A contributor to the Midwest Book Review found that the book is "not for the casual" reader of Civil War history but did find it useful "for any serious discussion or collection." Chandra Manning, writing in the Journal of Southern History, commented that "it is a measure of the book's success that it provokes questions in some areas and persuades in others." Manning found the discussions on black Georgians, women, and localism to be "uneven" throughout the text. However, he said that "these shortcomings are outweighed by its important contribution: well-supported analysis of why ordinary white piney-woods men supported slavery and white supremacy." Manning concluded that "this analysis enriches knowledge of the Confederate South."

BIOGRAPHICAL AND CRITICAL SOURCES:

PERIODICALS

American Historical Review, April, 1996, Walter J. Fraser, review of The New South Comes to Wiregrass Georgia: 1860-1910, p. 573; June, 2006, Anthony Gene Carey, review of Plain Folk's Fight: The Civil War and Reconstruction in Piney Woods Georgia, p. 839.

Choice: Current Reviews for Academic Libraries, April, 1995, M. Rothstein, review of The New South Comes to Wiregrass Georgia, p. 1370; July 1, 2006, S.C. Hyde, review of Plain Folk's Fight, p. 2064.

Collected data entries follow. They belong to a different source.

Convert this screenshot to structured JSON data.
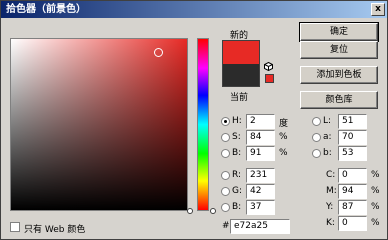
{
  "window": {
    "title": "拾色器（前景色）",
    "close_glyph": "x"
  },
  "swatches": {
    "new_label": "新的",
    "current_label": "当前",
    "new_color": "#e72a25",
    "current_color": "#2b2b2b"
  },
  "buttons": {
    "ok": "确定",
    "reset": "复位",
    "add_to_swatches": "添加到色板",
    "color_libraries": "颜色库"
  },
  "hsb": {
    "h": {
      "label": "H:",
      "value": "2",
      "unit": "度",
      "selected": true
    },
    "s": {
      "label": "S:",
      "value": "84",
      "unit": "%"
    },
    "b": {
      "label": "B:",
      "value": "91",
      "unit": "%"
    }
  },
  "rgb": {
    "r": {
      "label": "R:",
      "value": "231"
    },
    "g": {
      "label": "G:",
      "value": "42"
    },
    "b": {
      "label": "B:",
      "value": "37"
    }
  },
  "lab": {
    "l": {
      "label": "L:",
      "value": "51"
    },
    "a": {
      "label": "a:",
      "value": "70"
    },
    "b": {
      "label": "b:",
      "value": "53"
    }
  },
  "cmyk": {
    "c": {
      "label": "C:",
      "value": "0",
      "unit": "%"
    },
    "m": {
      "label": "M:",
      "value": "94",
      "unit": "%"
    },
    "y": {
      "label": "Y:",
      "value": "87",
      "unit": "%"
    },
    "k": {
      "label": "K:",
      "value": "0",
      "unit": "%"
    }
  },
  "hex": {
    "label": "#",
    "value": "e72a25"
  },
  "web_only": {
    "label": "只有 Web 颜色",
    "checked": false
  }
}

Civil War History, March, 1996, Kenneth W. Noe, review of The New South Comes to Wiregrass Georgia, p. 68.

Journal of American History, December, 1995, Robert Tracy McKenzie, review of The New South Comes to Wiregrass Georgia, p. 1224; September, 2006, Kenneth W. Noe, review of Plain Folk's Fight, p. 539.

Journal of Southern History, August, 1996, Roderick N. Ryon, review of The New South Comes to Wiregrass Georgia, p. 586; February, 2007, Chandra Manning, review of Plain Folk's Fight, p. 199.

Midwest Book Review, December, 2005, review of Plain Folk's Fight.